Das ist eine Verzweiflung, die da zum Ausdruck kommt. Man mag über die Methoden sehr geteilter Meinung sein. Das Anliegen und diese Verzweiflung des überhaupt nicht gehört werden, ist etwas, was wir sehr ernst nehmen müssen. Die Politik und wir als Gesellschaft müssen viel stärker den Blick auf die Anliegen von jungen Menschen richten. Denn für junge Menschen ist es nicht theoretisch, wenn man über die Zeit in 30 oder 50 Jahren spricht. Das ist ihre Zukunft.

In Ihrem Vortrag an der Akademie der Wissenschaften sprachen Sie im Titel von einem gespaltenen Land – mit Fragezeichen dahinter. Woran müssen wir arbeiten, um die Spaltungserscheinungen nicht zu vertiefen?
Wir müssen Acht geben auf unsere öffentlichen Debatten. Es gibt seit der Pandemie messbar mehr Desinformation und Fake News. Es ist wissenschaftlich belegt, dass diejenigen, die Fake News mehr konsumieren und die Fake News gegenüber offener sind, stärker polarisierten, extremeren politischen Meinungen anhängen und stärker Demokratie ablehnende Tendenzen entwickeln. Das ist auch ein Thema der Medien, denn sie gestalten die öffentliche Debatte ebenso. Ich mag den Begriff der Spaltung nicht, die Gesellschaft ist nicht gespalten, aber es gibt Spaltungstendenzen, befeuert von dieser Polarisierung durch Fake News. Das muss uns Sorgen machen. Meine wichtigste Botschaft ist: Krisen meistert man nur gemeinsam, Widerstandsfähigkeit kann man nur aufweisen, wenn man als Gesellschaft, als Land, als Europa nicht auseinanderfällt.

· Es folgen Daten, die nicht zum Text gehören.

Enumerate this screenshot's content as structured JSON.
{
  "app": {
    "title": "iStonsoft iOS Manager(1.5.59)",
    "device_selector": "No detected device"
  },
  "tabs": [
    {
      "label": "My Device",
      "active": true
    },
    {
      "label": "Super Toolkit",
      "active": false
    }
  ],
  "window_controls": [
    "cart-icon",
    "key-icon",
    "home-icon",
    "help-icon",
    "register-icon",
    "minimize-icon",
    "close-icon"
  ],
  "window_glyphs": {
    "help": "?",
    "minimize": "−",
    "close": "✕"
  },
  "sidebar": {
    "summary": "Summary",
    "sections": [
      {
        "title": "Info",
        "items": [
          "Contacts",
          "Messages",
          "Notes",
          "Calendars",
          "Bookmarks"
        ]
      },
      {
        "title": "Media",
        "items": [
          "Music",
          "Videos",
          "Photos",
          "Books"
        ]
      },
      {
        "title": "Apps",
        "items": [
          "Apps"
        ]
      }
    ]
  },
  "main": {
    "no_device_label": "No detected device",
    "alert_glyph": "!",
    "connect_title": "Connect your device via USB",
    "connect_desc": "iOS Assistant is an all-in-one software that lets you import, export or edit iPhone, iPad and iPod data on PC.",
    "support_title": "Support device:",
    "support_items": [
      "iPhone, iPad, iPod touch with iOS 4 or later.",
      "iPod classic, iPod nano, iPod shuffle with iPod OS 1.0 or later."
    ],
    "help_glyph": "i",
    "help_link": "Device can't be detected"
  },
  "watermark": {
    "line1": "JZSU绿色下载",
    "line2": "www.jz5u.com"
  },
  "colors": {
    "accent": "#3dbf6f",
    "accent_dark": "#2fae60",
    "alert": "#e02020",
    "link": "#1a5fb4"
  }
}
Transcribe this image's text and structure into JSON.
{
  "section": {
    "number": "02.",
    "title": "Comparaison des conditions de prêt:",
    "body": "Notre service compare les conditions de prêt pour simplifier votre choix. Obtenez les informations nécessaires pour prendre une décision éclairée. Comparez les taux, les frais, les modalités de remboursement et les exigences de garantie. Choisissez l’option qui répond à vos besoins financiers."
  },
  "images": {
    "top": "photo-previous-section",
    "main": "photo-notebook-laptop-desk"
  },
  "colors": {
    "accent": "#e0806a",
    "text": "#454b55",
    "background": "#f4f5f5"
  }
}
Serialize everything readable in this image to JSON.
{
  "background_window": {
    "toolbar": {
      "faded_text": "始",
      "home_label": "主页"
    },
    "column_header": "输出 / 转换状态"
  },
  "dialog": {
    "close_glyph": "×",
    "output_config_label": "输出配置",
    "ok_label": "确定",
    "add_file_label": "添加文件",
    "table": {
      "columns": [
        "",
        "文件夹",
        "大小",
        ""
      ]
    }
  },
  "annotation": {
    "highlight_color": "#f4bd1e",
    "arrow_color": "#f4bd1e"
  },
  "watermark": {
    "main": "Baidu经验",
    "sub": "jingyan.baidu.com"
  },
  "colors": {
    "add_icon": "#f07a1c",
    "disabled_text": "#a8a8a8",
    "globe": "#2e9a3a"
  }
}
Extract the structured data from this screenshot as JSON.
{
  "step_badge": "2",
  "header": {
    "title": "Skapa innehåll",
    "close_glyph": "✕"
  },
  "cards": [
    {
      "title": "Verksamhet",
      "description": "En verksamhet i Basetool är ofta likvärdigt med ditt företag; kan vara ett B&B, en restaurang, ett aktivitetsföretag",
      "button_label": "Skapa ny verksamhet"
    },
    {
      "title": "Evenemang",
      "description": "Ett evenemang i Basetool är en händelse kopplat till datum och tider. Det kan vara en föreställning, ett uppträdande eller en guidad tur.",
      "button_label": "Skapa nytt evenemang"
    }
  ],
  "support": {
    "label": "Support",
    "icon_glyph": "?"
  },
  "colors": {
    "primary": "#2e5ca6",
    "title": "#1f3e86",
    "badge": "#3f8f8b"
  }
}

Aber wie kommen wir da wieder auf das gleiche Niveau? Wie bleiben wir im Gespräch miteinander?
Das ist ein äußerst schwieriger Prozess. Die schlimmsten Phänomene müssen eingedämmt werden. Zum einen ist das die "Infodemie" samt der Fake News. Da gibt es schon viele großartige Einzelinitiativen. Aber das muss man skalieren – das meine ich mit ernst nehmen. Da braucht es mehr Geld, mehr Ressourcen, mehr Aufmerksamkeit, mehr Rechtsdurchsetzung. Das muss als ernsthafte Herausforderung für unsere Demokratie verstanden werden. Die Politik kann Einrichtungen schaffen oder bestehende neu ausrichten, die sich genau damit beschäftigen. Und auch wir als Wissenschaft müssen lernen, besser zu kommunizieren. Und ein letzter Punkt: Politikerinnen und Politiker sollten sich klarmachen, dass man sich dieser Polarisierungen nicht aus parteipolitischem Kalkül bedienen darf, das ist absolut toxisch. Wir brauchen diese gemeinsame Basis, sonst verlieren wir alle.

Wann können wir den Multi-Krisenmodus wieder beenden?
Da ist einmal ein Gewöhnungsprozess, wir lernen, mit der Situation zu leben. Und es geht uns insgesamt immer noch gut. Bei all der Betonung von Multi-Krisen, wir müssen nur in die Ukraine blicken, wo die Menschen im Krieg bei Minusgraden Weihnachten feiern. Das muss man sich immer wieder vergegenwärtigen. Und dann sind es all diese Dinge, die wir schon besprochen haben. Wir müssen gemeinsam an Krisen herangehen und sie gemeinsam bewältigen. Das ist nicht einfach. Dennoch wünsche ich mir mehr Mut und Zuversicht, dass wir das bewältigen können. Ich bin zuversichtlich, dass wir das schaffen werden. Im Alltag können wir aus den kleinen Dingen Kraft ziehen und als Gesellschaft müssen wir an das große Ganze denken und uns den harten Fragen stellen.